Mais quelle est la raison de cette pénurie ? 
Interviewé par 20minutes, Thomas Borel, directeur scientifique aux Entreprises du médicament, évoque le conflit en Ukraine qui désorganise les délais d’approvisionnement des matières indispensables au conditionnement du médicament ainsi que la hausse des prix des matières premières, comme l'énergie et l'aluminium, le carton et le verre sont en cause. 
Mais selon les apothicaires ce qui pèse le plus dans cette situation, c'est la délocalisation d'une partie de l'industrie pharmaceutique en-dehors de la France et de l'Union européenne qui a mis sous tension les chaînes d'approvisionnement en principes actifs. Et si l'encadrement du prix des médicaments a l'avantage de protéger le portefeuille des Français, face à des pays prêts à payer le prix fort, les pharmacies de l'hexagone sont les dernières a être servies.
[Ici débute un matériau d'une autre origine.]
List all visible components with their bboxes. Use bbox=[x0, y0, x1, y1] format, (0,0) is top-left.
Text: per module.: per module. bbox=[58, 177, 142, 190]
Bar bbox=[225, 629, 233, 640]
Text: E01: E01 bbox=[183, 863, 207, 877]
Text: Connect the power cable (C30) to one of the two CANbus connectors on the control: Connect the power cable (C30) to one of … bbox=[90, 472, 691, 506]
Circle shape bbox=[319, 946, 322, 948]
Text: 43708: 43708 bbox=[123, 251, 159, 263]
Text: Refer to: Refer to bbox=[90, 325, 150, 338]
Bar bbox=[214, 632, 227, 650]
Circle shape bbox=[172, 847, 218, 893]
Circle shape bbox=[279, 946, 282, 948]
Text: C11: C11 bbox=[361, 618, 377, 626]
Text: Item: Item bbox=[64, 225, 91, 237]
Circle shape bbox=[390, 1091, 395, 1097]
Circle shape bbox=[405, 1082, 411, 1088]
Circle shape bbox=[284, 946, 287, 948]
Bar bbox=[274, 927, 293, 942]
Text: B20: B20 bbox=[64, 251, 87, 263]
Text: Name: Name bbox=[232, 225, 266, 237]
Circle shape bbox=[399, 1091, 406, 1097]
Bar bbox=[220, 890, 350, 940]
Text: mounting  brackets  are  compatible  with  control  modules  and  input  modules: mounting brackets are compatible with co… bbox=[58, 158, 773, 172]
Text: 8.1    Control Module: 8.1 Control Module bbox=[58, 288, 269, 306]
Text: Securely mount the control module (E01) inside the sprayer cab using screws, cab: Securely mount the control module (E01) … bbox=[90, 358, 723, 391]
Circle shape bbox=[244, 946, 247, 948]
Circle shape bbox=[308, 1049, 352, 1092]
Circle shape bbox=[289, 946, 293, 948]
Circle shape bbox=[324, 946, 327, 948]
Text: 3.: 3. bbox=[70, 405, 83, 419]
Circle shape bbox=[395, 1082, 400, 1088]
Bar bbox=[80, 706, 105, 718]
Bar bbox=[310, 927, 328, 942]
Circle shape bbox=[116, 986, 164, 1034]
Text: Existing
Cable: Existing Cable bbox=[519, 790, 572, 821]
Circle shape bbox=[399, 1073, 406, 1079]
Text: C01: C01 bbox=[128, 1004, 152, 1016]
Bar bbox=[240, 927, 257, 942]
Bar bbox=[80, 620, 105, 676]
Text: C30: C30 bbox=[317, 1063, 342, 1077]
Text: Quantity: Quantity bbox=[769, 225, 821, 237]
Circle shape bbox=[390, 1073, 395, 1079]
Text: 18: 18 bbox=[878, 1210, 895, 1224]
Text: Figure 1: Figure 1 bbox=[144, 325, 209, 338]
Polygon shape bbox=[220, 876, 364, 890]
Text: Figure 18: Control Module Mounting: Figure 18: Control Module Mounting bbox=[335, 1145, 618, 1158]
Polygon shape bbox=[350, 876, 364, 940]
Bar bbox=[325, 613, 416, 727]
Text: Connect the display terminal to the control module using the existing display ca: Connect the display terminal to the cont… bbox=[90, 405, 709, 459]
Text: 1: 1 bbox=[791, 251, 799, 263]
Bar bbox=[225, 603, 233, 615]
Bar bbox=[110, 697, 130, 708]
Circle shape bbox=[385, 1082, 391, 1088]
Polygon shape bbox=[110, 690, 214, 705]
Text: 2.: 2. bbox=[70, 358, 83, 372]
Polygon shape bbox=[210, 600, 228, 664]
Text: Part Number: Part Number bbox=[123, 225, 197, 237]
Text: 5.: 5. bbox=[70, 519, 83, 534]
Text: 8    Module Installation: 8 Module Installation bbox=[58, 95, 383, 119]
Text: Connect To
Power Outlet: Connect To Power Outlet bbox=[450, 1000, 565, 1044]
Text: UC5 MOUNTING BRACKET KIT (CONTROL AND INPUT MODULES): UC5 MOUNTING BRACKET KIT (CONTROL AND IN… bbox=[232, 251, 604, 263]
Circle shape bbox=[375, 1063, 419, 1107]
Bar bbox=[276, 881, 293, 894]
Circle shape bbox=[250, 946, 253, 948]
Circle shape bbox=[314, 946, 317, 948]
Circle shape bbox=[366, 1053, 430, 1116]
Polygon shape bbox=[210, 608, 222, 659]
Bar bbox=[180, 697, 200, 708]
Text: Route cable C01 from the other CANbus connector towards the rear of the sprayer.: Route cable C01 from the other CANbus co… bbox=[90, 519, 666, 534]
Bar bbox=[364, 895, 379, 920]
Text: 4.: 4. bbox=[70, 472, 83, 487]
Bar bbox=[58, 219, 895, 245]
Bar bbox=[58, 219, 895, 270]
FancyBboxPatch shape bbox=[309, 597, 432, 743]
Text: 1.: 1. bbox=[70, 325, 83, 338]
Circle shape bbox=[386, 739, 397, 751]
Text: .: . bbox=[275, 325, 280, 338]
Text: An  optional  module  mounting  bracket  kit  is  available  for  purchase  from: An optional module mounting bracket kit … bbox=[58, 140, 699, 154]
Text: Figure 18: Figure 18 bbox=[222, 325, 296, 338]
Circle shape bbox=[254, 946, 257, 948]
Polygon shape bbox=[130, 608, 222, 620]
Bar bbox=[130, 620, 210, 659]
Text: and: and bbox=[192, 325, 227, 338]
Mais quelle solution alors ?
Selon la Fédération des Syndicats pharmaceutiques de France (FSPF) la solution est celle de tendre vers la souveraineté sanitaire et relocaliser les industries pharmaceutiques en Europe. 
Pour ce faire, l’Union des syndicats de pharmaciens d’officine (USPO) et la FSPF demandent au gouvernement de supprimer l’article 30 du projet de loi de financement de la sécurité sociale (PLFSS) pour 2023 jugé contradictoire avec les promesses de souveraineté d'Emmanuel Macron, car il prévoit une nouvelle mise en concurrence des médicaments. 
Pour chaque maladie, le gouvernement lancerait un appel d’offres sur l'offre de médicaments et les laboratoires seraient sélectionnés sur des critères comme le prix ou leur localisation. Un choix qui pourrait freiner le développement de l'industrie pharmaceutique française, qui ne pourrait pas rester compétitive face aux bas prix des Asiatiques. "Pour faire des économies, le ministère compte mettre en place des appels d’offres sur certains médicaments, le laboratoire le moins cher les remportera et il sera le seul à être remboursé, ce qui aggraverait la pénurie", craint Sandrine Leandri qui invite tous les patients et clients des officines  à signer la pétition disponible dans toutes les pharmacies de Corse, même si "grâce à la mobilisation de tous, le cabinet du ministre a contacté le Président de l’USPOpour lui notifier que le gouvernement souhaite abandonner la mise en place de l’appel d’offres dans le PLFSS 2023."